Summary & Overview
CPT 57289: Repair of Cystocele and Stress Urinary Incontinence, Vaginal Approach
CPT code 57289 denotes a vaginal surgical repair that treats both a cystocele (anterior vaginal wall prolapse) and stress urinary incontinence in a single operative session. Nationally, this code captures combined pelvic reconstructive and anti‑incontinence care delivered via a vaginal incision, a common approach in urogynecology that can affect utilization patterns, surgical setting choices, and payer coverage decisions. Key payers addressed in this analysis include Aetna, Blue Cross Blue Shield, Cigna Health, UnitedHealthcare, and Medicare.
Readers will gain a concise overview of the clinical context for CPT code 57289, typical sites of service, and the combined nature of the repair. The publication summarizes benchmarking data and payment considerations across major payers, highlights relevant coding and billing practice points, and outlines where policy updates or coverage rules may influence clinical workflow and reimbursement. The material is intended to inform billing managers, surgical providers, and policy analysts about how this code is used, common settings for service delivery, and what to expect in payer interactions at a national level. Data not available in the input is noted where applicable.
Billing Code Overview
CPT code 57289 describes a surgical procedure that addresses both a cystocele (anterior vaginal wall prolapse) and stress urinary incontinence by repairing the vaginal wall through a vaginal incision. The procedure combines pelvic reconstructive techniques to restore normal anatomic support and reduce urinary leakage associated with stress incontinence.
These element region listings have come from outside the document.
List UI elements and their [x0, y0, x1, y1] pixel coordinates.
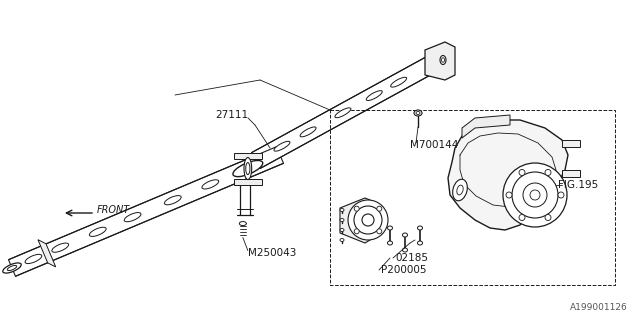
Polygon shape: [562, 140, 580, 147]
Ellipse shape: [202, 180, 219, 189]
Polygon shape: [252, 57, 435, 168]
Ellipse shape: [403, 233, 408, 237]
Circle shape: [545, 170, 551, 175]
Ellipse shape: [25, 254, 42, 264]
Ellipse shape: [90, 227, 106, 236]
Ellipse shape: [335, 108, 351, 118]
Ellipse shape: [417, 226, 422, 230]
Circle shape: [354, 206, 359, 211]
Text: 27111: 27111: [215, 110, 248, 120]
Ellipse shape: [239, 221, 246, 226]
Ellipse shape: [390, 77, 406, 87]
Polygon shape: [562, 170, 580, 177]
Ellipse shape: [452, 179, 467, 201]
Circle shape: [519, 214, 525, 220]
Text: FRONT: FRONT: [97, 205, 131, 215]
Ellipse shape: [164, 196, 181, 205]
Polygon shape: [448, 120, 568, 230]
Ellipse shape: [387, 241, 392, 245]
Circle shape: [377, 229, 382, 234]
Ellipse shape: [442, 58, 445, 62]
Ellipse shape: [233, 161, 263, 177]
Ellipse shape: [124, 212, 141, 222]
Circle shape: [512, 172, 558, 218]
Ellipse shape: [340, 238, 344, 242]
Polygon shape: [38, 240, 56, 267]
Circle shape: [558, 192, 564, 198]
Ellipse shape: [366, 91, 382, 100]
Ellipse shape: [246, 163, 250, 175]
Ellipse shape: [244, 157, 252, 180]
Text: FIG.195: FIG.195: [558, 180, 598, 190]
Text: 02185: 02185: [395, 253, 428, 263]
Ellipse shape: [340, 228, 344, 231]
Circle shape: [519, 170, 525, 175]
Ellipse shape: [416, 111, 420, 115]
Ellipse shape: [414, 110, 422, 116]
Circle shape: [362, 214, 374, 226]
Circle shape: [348, 200, 388, 240]
Circle shape: [530, 190, 540, 200]
Polygon shape: [425, 42, 455, 80]
Ellipse shape: [457, 185, 463, 195]
Ellipse shape: [300, 127, 316, 137]
Polygon shape: [234, 153, 262, 158]
Ellipse shape: [274, 141, 290, 151]
Ellipse shape: [440, 55, 446, 65]
Polygon shape: [462, 115, 510, 138]
Text: A199001126: A199001126: [570, 303, 628, 312]
Circle shape: [354, 229, 359, 234]
Polygon shape: [8, 147, 284, 276]
Polygon shape: [340, 198, 370, 243]
Ellipse shape: [340, 219, 344, 221]
Ellipse shape: [417, 241, 422, 245]
Text: P200005: P200005: [381, 265, 426, 275]
Circle shape: [506, 192, 512, 198]
Text: M250043: M250043: [248, 248, 296, 258]
Circle shape: [503, 163, 567, 227]
Circle shape: [377, 206, 382, 211]
Ellipse shape: [8, 266, 17, 270]
Circle shape: [354, 206, 382, 234]
Circle shape: [545, 214, 551, 220]
Text: M700144: M700144: [410, 140, 458, 150]
Ellipse shape: [3, 263, 21, 273]
Circle shape: [523, 183, 547, 207]
Ellipse shape: [387, 226, 392, 230]
Ellipse shape: [403, 248, 408, 252]
Polygon shape: [234, 179, 262, 185]
Ellipse shape: [340, 209, 344, 212]
Ellipse shape: [52, 243, 68, 252]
Service Type: Pelvic reconstructive surgery combining cystocele repair and anti‑incontinence procedure
Typical Site of Service: Hospital operating room or ambulatory surgery center, performed via a vaginal approach
Clinical & Coding Specifications
Clinical Context
A typical patient is a postmenopausal or multiparous woman presenting with symptomatic pelvic organ prolapse characterized by anterior vaginal wall descent (cystocele) and concomitant stress urinary incontinence. She reports urinary leakage with cough, sneeze, or exertion and pelvic pressure or a vaginal bulge that interferes with activity. Prior conservative measures (pelvic floor physical therapy, pessary) were attempted or are declined.
Preoperative evaluation includes a focused history and pelvic exam with POP-Q assessment, urinalysis to rule out infection, post-void residual measurement, and counseling regarding risks and benefits. Shared decision-making determines a vaginal approach; the surgical team schedules a transvaginal anterior repair with an anti-incontinence procedure through the vaginal incision. The patient receives general or regional anesthesia and perioperative antibiotics per facility protocol. Intraoperative steps include anterior vaginal wall incision, dissection of the vesicovaginal space, removal of redundant vaginal mucosa, plication of pubocervical fascia to reduce the cystocele, and a concomitant procedure to address stress urinary incontinence (such as a sling or midurethral support inserted through the same incision if applicable). Hemostasis is secured and the vaginal epithelium is closed.
Postoperative workflow includes routine PACU recovery, analgesia, voiding trial prior to discharge, and instructions on activity restrictions, wound care, and follow-up for suture removal and evaluation of continence and anatomic result. Complication surveillance includes monitoring for urinary retention, urinary tract infection, wound separation, and persistent or recurrent prolapse or incontinence.